Bart Hodge leaped into the air with a yell of astonishment and joy.

It was the hit of Rattleton’s whole career in baseball. Clean over the most distant portion of centre-field fence sailed the ball, disappearing from view.

A second yell escaped Bart’s lips, and he began “throwing cartwheels,” while Merriwell, Browning, and Rattleton capered round the bases and came home.

The spectators seemed dazed.

No one, however, was more dazed than Carey Cameron. He did not move from the bench.


CHAPTER XVIII
IN THE CLUB CONSERVATORY.

Their experience with the sporting element of Cartersville had been so unpleasant that Frank and his friends had no desire to remain longer in the town. Greatly to their surprise they were not molested in any way by the friends of Carey Cameron, who seemed to have received a knockout blow, and the Merries left the town by the first train for the East.

Their objective point was Ashport, where a gentleman by the name of Robert Ashley had offered a magnificent trophy to be contested for by all legitimate amateurs who wished to enter a cross-country running contest.
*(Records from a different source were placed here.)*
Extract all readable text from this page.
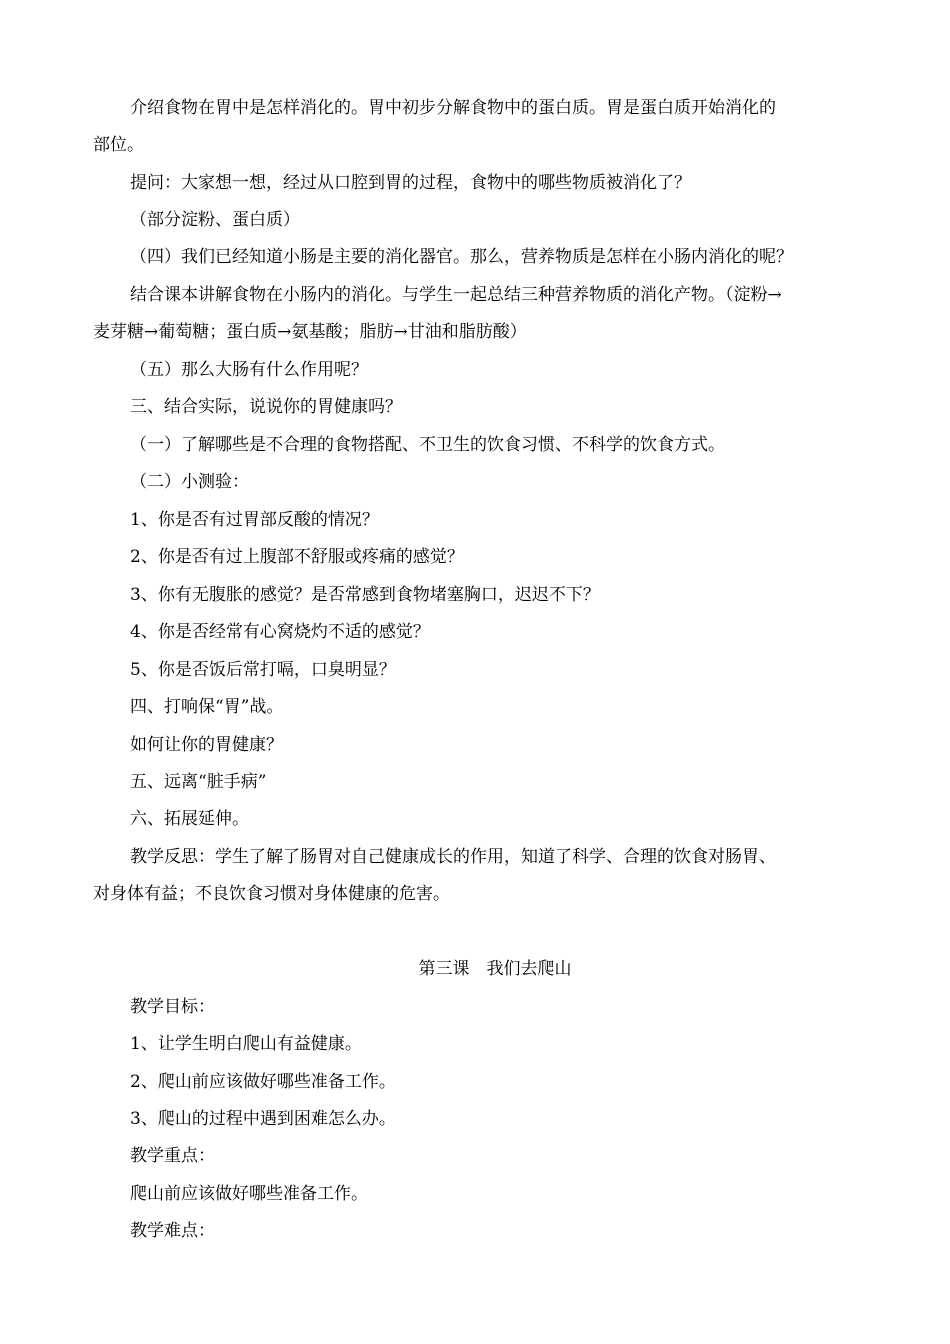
介绍食物在胃中是怎样消化的。胃中初步分解食物中的蛋白质。胃是蛋白质开始消化的
部位。
提问：大家想一想，经过从口腔到胃的过程，食物中的哪些物质被消化了？
（部分淀粉、蛋白质）
（四）我们已经知道小肠是主要的消化器官。那么，营养物质是怎样在小肠内消化的呢？
结合课本讲解食物在小肠内的消化。与学生一起总结三种营养物质的消化产物。（淀粉→
麦芽糖→葡萄糖；蛋白质→氨基酸；脂肪→甘油和脂肪酸）
（五）那么大肠有什么作用呢？
三、结合实际，说说你的胃健康吗？
（一）了解哪些是不合理的食物搭配、不卫生的饮食习惯、不科学的饮食方式。
（二）小测验：
1、你是否有过胃部反酸的情况？
2、你是否有过上腹部不舒服或疼痛的感觉？
3、你有无腹胀的感觉？是否常感到食物堵塞胸口，迟迟不下？
4、你是否经常有心窝烧灼不适的感觉？
5、你是否饭后常打嗝，口臭明显？
四、打响保“胃”战。
如何让你的胃健康？
五、远离“脏手病”
六、拓展延伸。
教学反思：学生了解了肠胃对自己健康成长的作用，知道了科学、合理的饮食对肠胃、
对身体有益；不良饮食习惯对身体健康的危害。
第三课　我们去爬山
教学目标：
1、让学生明白爬山有益健康。
2、爬山前应该做好哪些准备工作。
3、爬山的过程中遇到困难怎么办。
教学重点：
爬山前应该做好哪些准备工作。
教学难点：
It was not that Frank, or any of his team, intended to enter the contest that had influenced Merry to take in Ashport on his journey to the East, but he had heard much about the man who was promoting the event, and what he had heard had been favorable.
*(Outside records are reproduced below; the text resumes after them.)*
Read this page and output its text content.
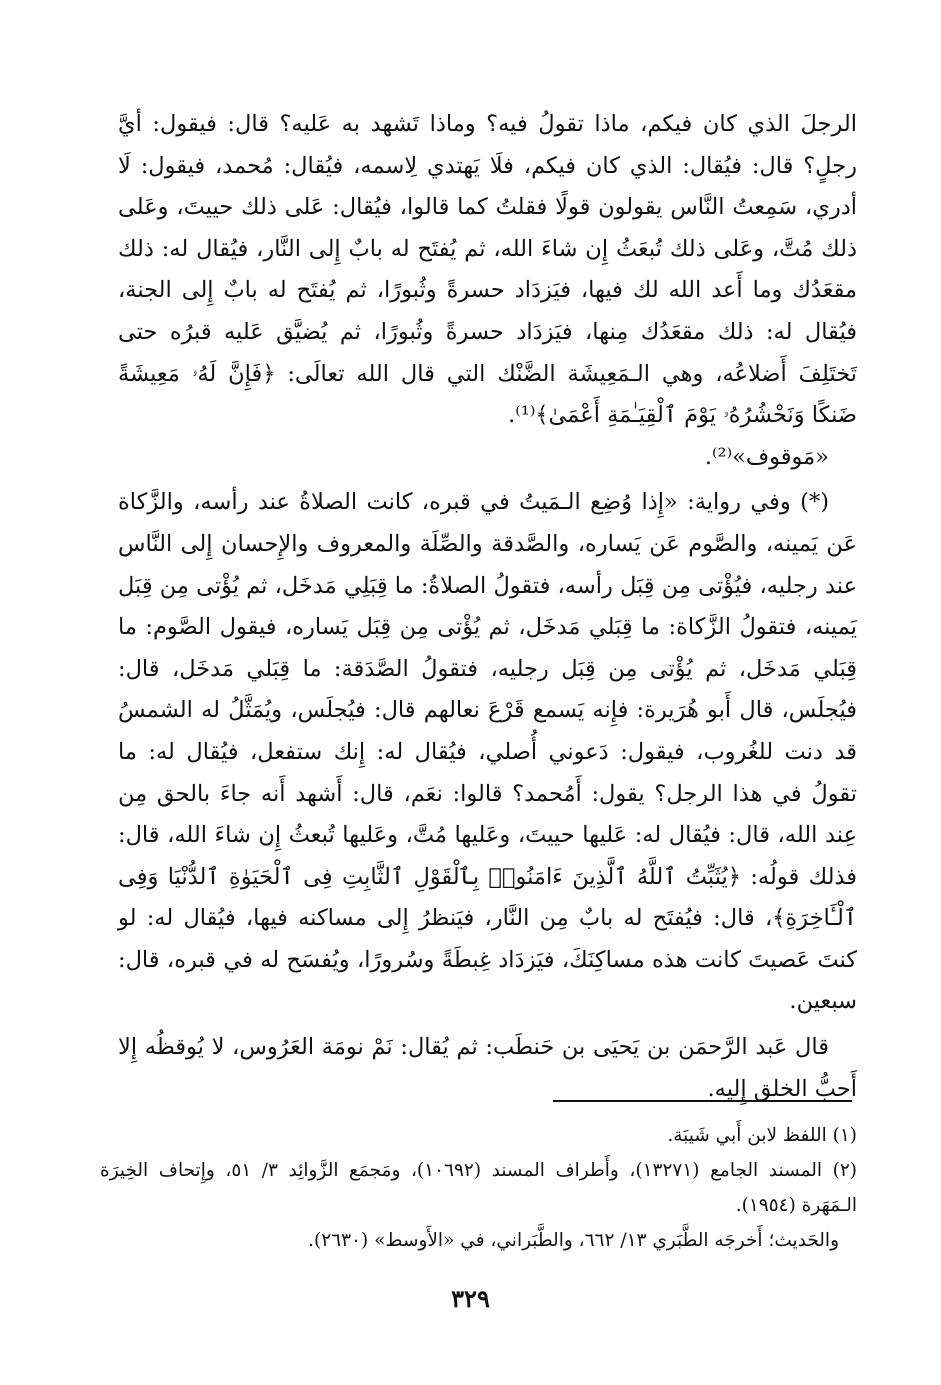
الرجلَ الذي كان فيكم، ماذا تقولُ فيه؟ وماذا تَشهد به عَليه؟ قال: فيقول: أيَّ رجلٍ؟ قال: فيُقال: الذي كان فيكم، فلَا يَهتدي لِاسمه، فيُقال: مُحمد، فيقول: لَا أدري، سَمِعتُ النَّاس يقولون قولًا فقلتُ كما قالوا، فيُقال: عَلى ذلك حييتَ، وعَلى ذلك مُتَّ، وعَلى ذلك تُبعَثُ إِن شاءَ الله، ثم يُفتَح له بابٌ إِلى النَّار، فيُقال له: ذلك مقعَدُك وما أَعد الله لك فيها، فيَزدَاد حسرةً وثُبورًا، ثم يُفتَح له بابٌ إِلى الجنة، فيُقال له: ذلك مقعَدُك مِنها، فيَزدَاد حسرةً وثُبورًا، ثم يُضيَّق عَليه قبرُه حتى تَختَلِفَ أَضلاعُه، وهي الـمَعِيشَة الضَّنْك التي قال الله تعالَى: ﴿فَإِنَّ لَهُۥ مَعِيشَةً ضَنكًا وَنَحْشُرُهُۥ يَوْمَ ٱلْقِيَـٰمَةِ أَعْمَىٰ﴾⁽¹⁾.

«مَوقوف»⁽²⁾.

(*) وفي رواية: «إِذا وُضِع الـمَيتُ في قبره، كانت الصلاةُ عند رأسه، والزَّكاة عَن يَمينه، والصَّوم عَن يَساره، والصَّدقة والصِّلَة والمعروف والإِحسان إِلى النَّاس عند رجليه، فيُؤْتى مِن قِبَل رأسه، فتقولُ الصلاةُ: ما قِبَلِي مَدخَل، ثم يُؤْتى مِن قِبَل يَمينه، فتقولُ الزَّكاة: ما قِبَلي مَدخَل، ثم يُؤْتى مِن قِبَل يَساره، فيقول الصَّوم: ما قِبَلي مَدخَل، ثم يُؤْتى مِن قِبَل رجليه، فتقولُ الصَّدَقة: ما قِبَلي مَدخَل، قال: فيُجلَس، قال أَبو هُرَيرة: فإِنه يَسمع قَرْعَ نعالهم قال: فيُجلَس، ويُمَثَّلُ له الشمسُ قد دنت للغُروب، فيقول: دَعوني أُصلي، فيُقال له: إِنك ستفعل، فيُقال له: ما تقولُ في هذا الرجل؟ يقول: أَمُحمد؟ قالوا: نعَم، قال: أَشهد أَنه جاءَ بالحق مِن عِند الله، قال: فيُقال له: عَليها حييتَ، وعَليها مُتَّ، وعَليها تُبعثُ إِن شاءَ الله، قال: فذلك قولُه: ﴿يُثَبِّتُ ٱللَّهُ ٱلَّذِينَ ءَامَنُوا۟ بِٱلْقَوْلِ ٱلثَّابِتِ فِى ٱلْحَيَوٰةِ ٱلدُّنْيَا وَفِى ٱلْـَٔاخِرَةِ﴾، قال: فيُفتَح له بابٌ مِن النَّار، فيَنظرُ إِلى مساكنه فيها، فيُقال له: لو كنتَ عَصيتَ كانت هذه مساكِنَكَ، فيَزدَاد غِبطَةً وسُرورًا، ويُفسَح له في قبره، قال: سبعين.

قال عَبد الرَّحمَن بن يَحيَى بن حَنطَب: ثم يُقال: نَمْ نومَة العَرُوس، لا يُوقظُه إِلا أَحبُّ الخلق إِليه.

(١) اللفظ لابن أَبي شَيبَة.

(٢) المسند الجامع (١٣٢٧١)، وأَطراف المسند (١٠٦٩٢)، ومَجمَع الزَّوائِد ٣/ ٥١، وإِتحاف الخِيرَة الـمَهَرة (١٩٥٤).

والحَديث؛ أَخرجَه الطَّبَري ١٣/ ٦٦٢، والطَّبَراني، في «الأَوسط» (٢٦٣٠).

٣٢٩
Ashley was an Englishman, and shortly after graduating from Oxford he had found himself, at the death of his father, left with but a small portion of the fortune he had been led to believe he should inherit. Quickly realizing that the income of this reduced fortune would not support him in the style he desired, he put aside family and caste prejudice against “trade” and formed an unfortunate business alliance with a shrewd rascal, who quickly succeeded by crooked methods in robbing him of what he had left, and then threw him over to face the world.